Some examples of tax exempt goods and services are:
- Sale or lease of real estate
- Certain financial services
The implementation of VAT will definitely require proper maintenance of records. While it is mandatory for businesses that are VAT registered to maintain records of accounts, it is also advisable for businesses that are not registered for VAT to do the same. Accounts and records would be required at any point in time by the Government to check if the respective business needs to be registered for VAT.
All registered tax persons would need to maintain the following records:
- Tax Invoices
- Credit Notes
- Debit Notes
Accounting records and invoices associated with VAT need to be maintained for at least 5 years from the date of issue of the invoice. For VAT records related to real estate properties, the invoices and accounting records need to be maintained for 15 years.
The Tax Invoice must contain the following details:
- The title must be “Tax Invoice” and this must be stated clearly.
- The name, residential address, and the registration number of the registered tax person.
- The details of the customer, such as name and address.
- Details regarding when the tax invoice was issued, i.e. the date. The invoice must also include the date of supply and the date of payment if they differ from the date of issue of the tax invoice.
- The invoice number that is sequential.
- A brief description of the goods that have been supplied.
- The invoice must contain the value of supply and this must be written in Bahraini Dinars, with the individual unit price that is exclusive of tax.

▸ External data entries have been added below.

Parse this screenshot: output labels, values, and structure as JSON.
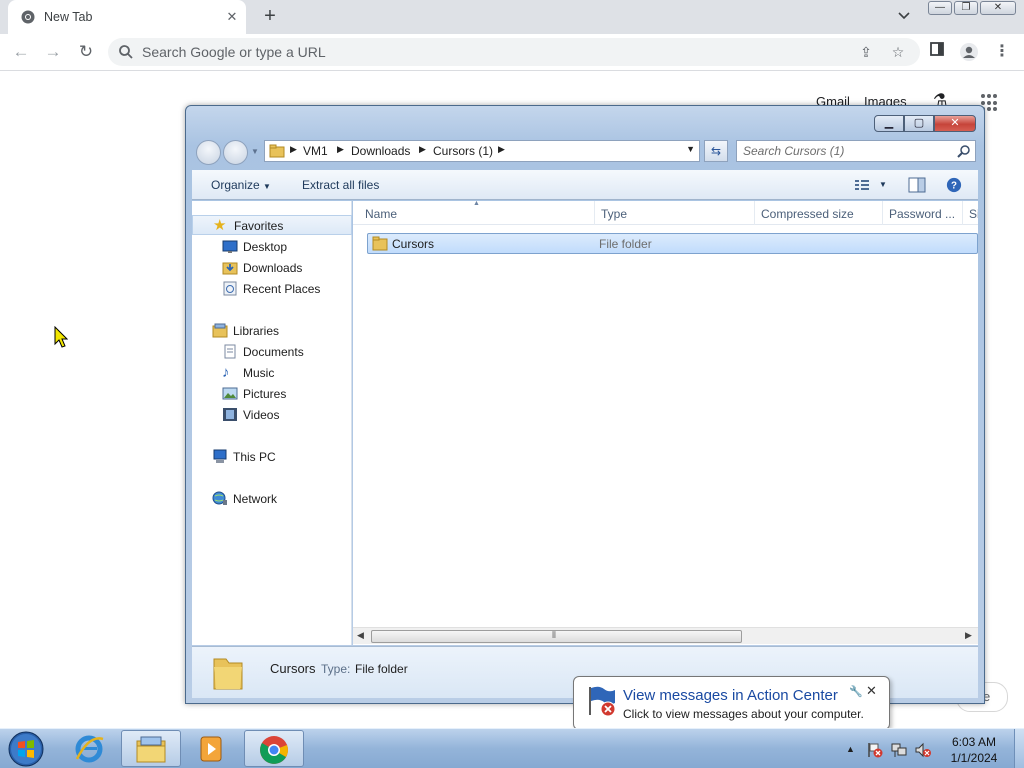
{
  "chrome": {
    "tab_title": "New Tab",
    "omnibox_placeholder": "Search Google or type a URL",
    "ntp_links": {
      "gmail": "Gmail",
      "images": "Images"
    }
  },
  "explorer": {
    "breadcrumb": [
      "VM1",
      "Downloads",
      "Cursors (1)"
    ],
    "search_placeholder": "Search Cursors (1)",
    "toolbar": {
      "organize": "Organize",
      "extract": "Extract all files"
    },
    "nav": {
      "favorites": "Favorites",
      "desktop": "Desktop",
      "downloads": "Downloads",
      "recent_places": "Recent Places",
      "libraries": "Libraries",
      "documents": "Documents",
      "music": "Music",
      "pictures": "Pictures",
      "videos": "Videos",
      "this_pc": "This PC",
      "network": "Network"
    },
    "columns": [
      "Name",
      "Type",
      "Compressed size",
      "Password ...",
      "Si"
    ],
    "files": [
      {
        "name": "Cursors",
        "type": "File folder"
      }
    ],
    "details": {
      "name": "Cursors",
      "type_label": "Type:",
      "type_value": "File folder"
    }
  },
  "balloon": {
    "title": "View messages in Action Center",
    "text": "Click to view messages about your computer.",
    "hidden_fragment": "e"
  },
  "taskbar": {
    "time": "6:03 AM",
    "date": "1/1/2024"
  },
  "colors": {
    "chrome_tabbar": "#dee1e6",
    "taskbar": "#94b4d9",
    "selection": "#c1dcfc",
    "balloon_title": "#1a4aa2"
  }
}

- If the good has an amount of discount applied to it, this must be stated and the product’s net value of supply, all in Bahraini Dinars.
- The number of goods that have been supplied.
- The rate of tax that applies to the product and its amount.
- The total amount that is due on the goods’ supply, inclusive of all taxes. This must be stated in Bahraini Dinars.
- If a currency other than Bahraini Dinar is used, the exchange rate of the currency must be stated.
- If the tax has been calculated based on the profit margin mechanism, its explicit reference must be stated.
- If a transaction has been exempt from tax, its explicit reference must be stated.
If goods have been returned to the retailer by the customer for a refund or the amount mentioned in the invoice has been increased, or if the retailer must issue a refund to a customer, a Credit Note is issued. A credit note is a record that is sent by the retailer to a consumer stating that the amount that is to be refunded has been credited to the consumer for the goods that have been returned to the retailer.
A debit note is issued to formally fix wrongly stated values on invoices. For example, if a product costs BHD 500, and the seller wrongly records on the invoice that the product was sold for BHD 400, then a debit note of BHD 100 has to be issued by the seller to the customer.
Issuing Credit or Debit Notes:
While issuing credit or debit notes, the registered taxpayer must ensure the inclusion of the following information:
- “Credit Note” or “Debit Note” must be stated in words in the document.
- Details of the registered taxpayer such as name, address and their Registration Number.
- Details of the customer such as name, and address.
- A credit or debit note number that is sequential.
- The date when the credit or debit note was issued.
- The number stated on the original tax invoice, or the original document that states the nature of the adjustment.
- The changed value of the supply and the amount of tax that is to be adjusted in BHD (Bahraini Dinars).